When a crisis strikes either in air or surface transportation, is it automation technology that comes to the rescue, or is the hero a well-trained human?

The aviation industry, whose aircraft fly as much as 95 percent of the time on autopilot, has figured out the formula: the more automation operates in the cockpit, the more support and training becomes mandatory for the pilot. Automation does not reduce the need for human involvement.

As the automotive industry rolls out highly automated vehicles, meanwhile, it is pushing a contradictory narrative: automated vehicles make roads safer by replacing unreliable human drivers. Even if not fully self-driving, partially automated cars minimize human access to the steering wheel.

The recent web panel, “The Human Factor in Aviation and Vehicle Autonomy,” revealed the two industries’ divergent views on the human factor. It highlighted the gap between the aviation industry’s experience over the last three decades and the incomplete knowledge of automakers as they attempt to design more human-centric vehicles. Experts on the panel included Mike Lenné, chief science & innovation officer at Seeing Machines, Matt Gray, former captain at Qantas, and Bryan Reimer, research scientist, Massachusetts Institute of Technology, AgeLab.

Improving safety in the air
Aside from the introduction of the jet engine in the 1950s, the introduction of digital instruments – known as the “glass cockpit” in the 1970s – and the advent of fly-by-wire technology in the 1980s, are the engineering achievements most responsible for safety improvements in aviation.

Nonetheless, as Captain Gray acknowledged, Australia in the ’70s recorded “a number of accidents with … pretty fully serviceable aircraft, and yet they still crashed.”

They knew something was wrong. Gray said. “It turned out that … about 70 percent of aviation accidents are human error.”

The industry realized that aviation had to change. The aviation industry went about fixing the problem by focusing on human dynamics. Improvements followed several generations of human-factor training programs. “Today, typically, we look for nine competencies for a pilot. Only two are technical. The rest are non-technical things like situational awareness, knowledge, decision making, teamwork, leadership. … These things underpin a pilot’s technical training,” said Gray. Human-factor training in aviation now is nothing like “when I got trained years ago in the Air Force in 1980,” Gray said.
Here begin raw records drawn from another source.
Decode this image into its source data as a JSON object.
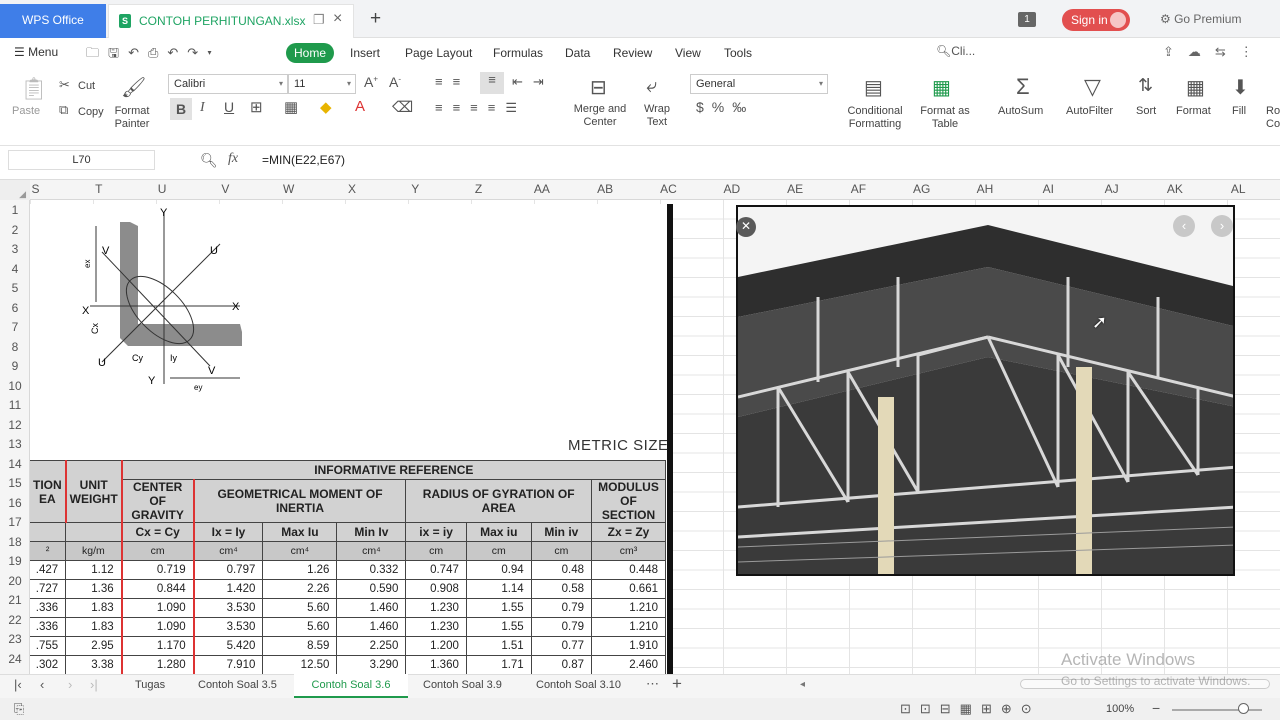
{
  "titlebar": {
    "app": "WPS Office",
    "file": "CONTOH PERHITUNGAN.xlsx",
    "file_icon": "S",
    "badge": "1",
    "signin": "Sign in",
    "premium": "Go Premium"
  },
  "menu": {
    "menu_label": "Menu",
    "tabs": [
      "Home",
      "Insert",
      "Page Layout",
      "Formulas",
      "Data",
      "Review",
      "View",
      "Tools"
    ],
    "search": "Cli..."
  },
  "toolbar": {
    "paste": "Paste",
    "cut": "Cut",
    "copy": "Copy",
    "format_painter_1": "Format",
    "format_painter_2": "Painter",
    "font": "Calibri",
    "size": "11",
    "merge_1": "Merge and",
    "merge_2": "Center",
    "wrap_1": "Wrap",
    "wrap_2": "Text",
    "number_format": "General",
    "cond_1": "Conditional",
    "cond_2": "Formatting",
    "fmt_table_1": "Format as",
    "fmt_table_2": "Table",
    "autosum": "AutoSum",
    "autofilter": "AutoFilter",
    "sort": "Sort",
    "format": "Format",
    "fill": "Fill",
    "ro": "Ro",
    "co": "Co"
  },
  "formula_bar": {
    "cell": "L70",
    "fx": "fx",
    "formula": "=MIN(E22,E67)"
  },
  "columns": [
    "S",
    "T",
    "U",
    "V",
    "W",
    "X",
    "Y",
    "Z",
    "AA",
    "AB",
    "AC",
    "AD",
    "AE",
    "AF",
    "AG",
    "AH",
    "AI",
    "AJ",
    "AK",
    "AL"
  ],
  "rows": [
    "1",
    "2",
    "3",
    "4",
    "5",
    "6",
    "7",
    "8",
    "9",
    "10",
    "11",
    "12",
    "13",
    "14",
    "15",
    "16",
    "17",
    "18",
    "19",
    "20",
    "21",
    "22",
    "23",
    "24"
  ],
  "image_text": {
    "metric": "METRIC SIZE",
    "diag_labels": [
      "Y",
      "V",
      "U",
      "X",
      "X",
      "U",
      "Y",
      "V",
      "Cy",
      "Cx",
      "ey",
      "ex",
      "Iy"
    ]
  },
  "table": {
    "informative": "INFORMATIVE REFERENCE",
    "h_area": "TION EA",
    "h_unit": "UNIT WEIGHT",
    "h_cog": "CENTER OF GRAVITY",
    "h_geo": "GEOMETRICAL MOMENT OF INERTIA",
    "h_rad": "RADIUS OF GYRATION OF AREA",
    "h_mod": "MODULUS OF SECTION",
    "sub": [
      "",
      "",
      "Cx = Cy",
      "Ix = Iy",
      "Max Iu",
      "Min Iv",
      "ix = iy",
      "Max iu",
      "Min iv",
      "Zx = Zy"
    ],
    "units": [
      "²",
      "kg/m",
      "cm",
      "cm⁴",
      "cm⁴",
      "cm⁴",
      "cm",
      "cm",
      "cm",
      "cm³"
    ],
    "rows": [
      [
        ".427",
        "1.12",
        "0.719",
        "0.797",
        "1.26",
        "0.332",
        "0.747",
        "0.94",
        "0.48",
        "0.448"
      ],
      [
        ".727",
        "1.36",
        "0.844",
        "1.420",
        "2.26",
        "0.590",
        "0.908",
        "1.14",
        "0.58",
        "0.661"
      ],
      [
        ".336",
        "1.83",
        "1.090",
        "3.530",
        "5.60",
        "1.460",
        "1.230",
        "1.55",
        "0.79",
        "1.210"
      ],
      [
        ".336",
        "1.83",
        "1.090",
        "3.530",
        "5.60",
        "1.460",
        "1.230",
        "1.55",
        "0.79",
        "1.210"
      ],
      [
        ".755",
        "2.95",
        "1.170",
        "5.420",
        "8.59",
        "2.250",
        "1.200",
        "1.51",
        "0.77",
        "1.910"
      ],
      [
        ".302",
        "3.38",
        "1.280",
        "7.910",
        "12.50",
        "3.290",
        "1.360",
        "1.71",
        "0.87",
        "2.460"
      ]
    ]
  },
  "photo": {
    "close": "✕",
    "prev": "‹",
    "next": "›"
  },
  "sheets": [
    "Tugas",
    "Contoh Soal 3.5",
    "Contoh Soal 3.6",
    "Contoh Soal 3.9",
    "Contoh Soal 3.10"
  ],
  "active_sheet": "Contoh Soal 3.6",
  "status": {
    "zoom": "100%"
  },
  "watermark": {
    "line1": "Activate Windows",
    "line2": "Go to Settings to activate Windows."
  },
  "colors": {
    "accent": "#1f9a4c",
    "wps_blue": "#3f7ee8",
    "signin": "#e24f4f"
  }
}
Then the emphasis was technical training.

As we automate, we need to be thinking about how we support the driver more and more.

Bryan Reimer

Myth
Today, airline pilots operate aircraft that can mostly fly by themselves.
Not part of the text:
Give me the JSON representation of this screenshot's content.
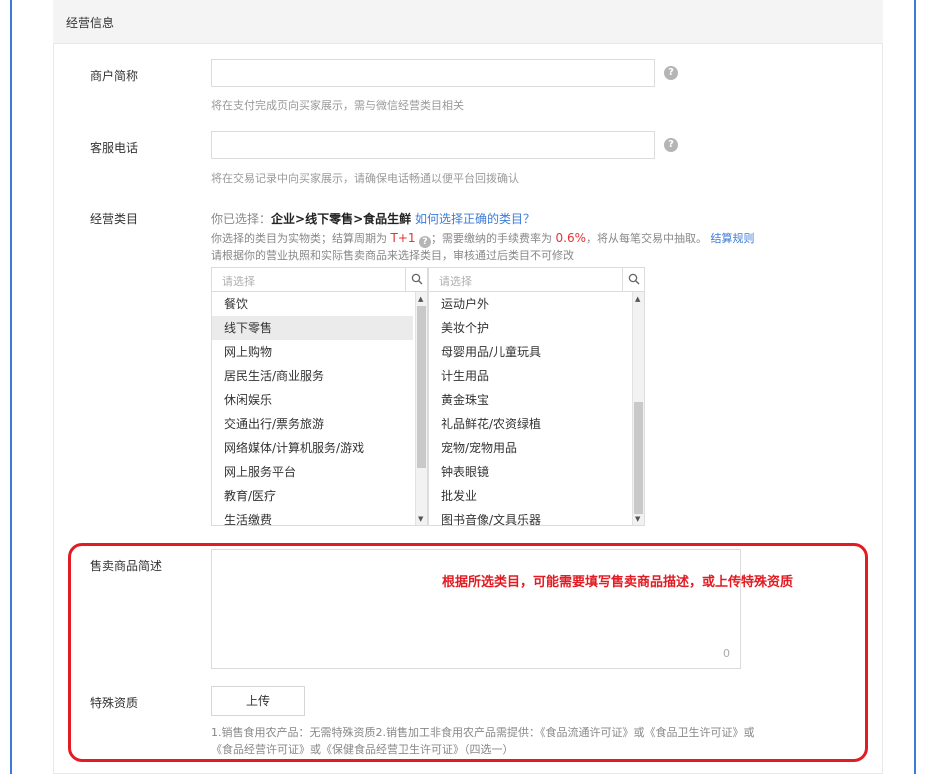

But, to think that automation reduces the need for human expertise is “a myth,” stressed MIT’s Reimer. “I think the automotive industry doesn’t quite appreciate what the aviation industry has learned over the last 30-plus years,” said Reimer. “As we automate, we need to be thinking about how we support the driver more and more.”
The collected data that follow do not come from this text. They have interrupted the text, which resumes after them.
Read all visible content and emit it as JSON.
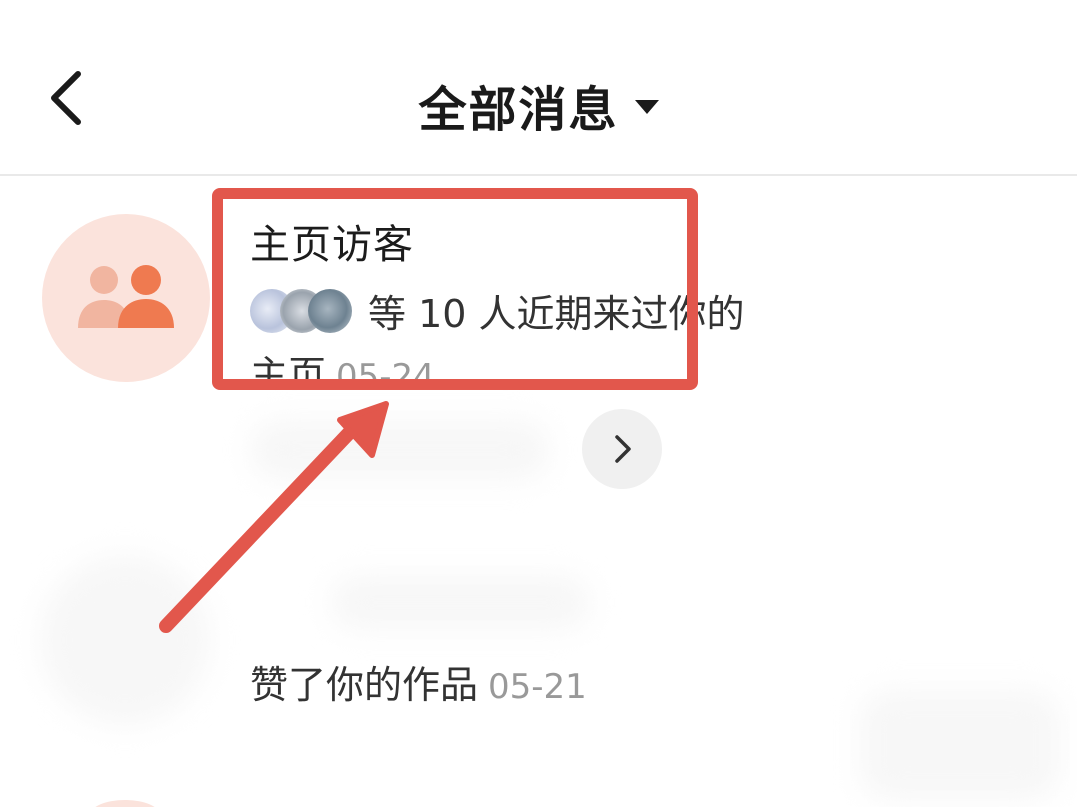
{
  "header": {
    "title": "全部消息",
    "back_icon": "chevron-left-icon",
    "dropdown_icon": "caret-down-icon"
  },
  "visitor": {
    "title": "主页访客",
    "summary": "等 10 人近期来过你的",
    "summary_cont": "主页",
    "date": "05-24",
    "icon": "users-icon"
  },
  "expand": {
    "icon": "chevron-right-icon"
  },
  "like": {
    "text": "赞了你的作品",
    "date": "05-21"
  },
  "colors": {
    "accent": "#e2574c",
    "avatar_bg": "#fbe3dc",
    "user_icon_front": "#ef7a50",
    "user_icon_back": "#f1b5a0"
  }
}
How best to support the driver in real time, however, is poorly understood, let alone codified.

Sensing technologies, like one that Seeing Machines is developing, should help, said Reimer, “to sense driver’s state, and begin in real time to deploy countermeasures to support humans making better decisions.”

This won’t be easy for carmakers. Although most operators of highly automated vehicles clearly need more offline training before they take the wheel, “we’re never going to be able to deploy around consumers driving automobiles a training regimen that the aviation industry has been able to develop,” observed Reimer.

Fundamentally, human factors [science] is about understanding people and designing systems to support them

Mike Lenné

Human factors science
The general rule of the human factor is human behavior, but what exactly is “human factors science”?

Seeing Machines’ Lenné explained, “Fundamentally, human factors [science] is about understanding people and designing systems to support them.”

Those who turn up at work or begin any activity bring their own experiences, expectations, abilities and limitations, he noted. “They’re doing a particular task, which might be easy, hard, long, short … in a particular environment.”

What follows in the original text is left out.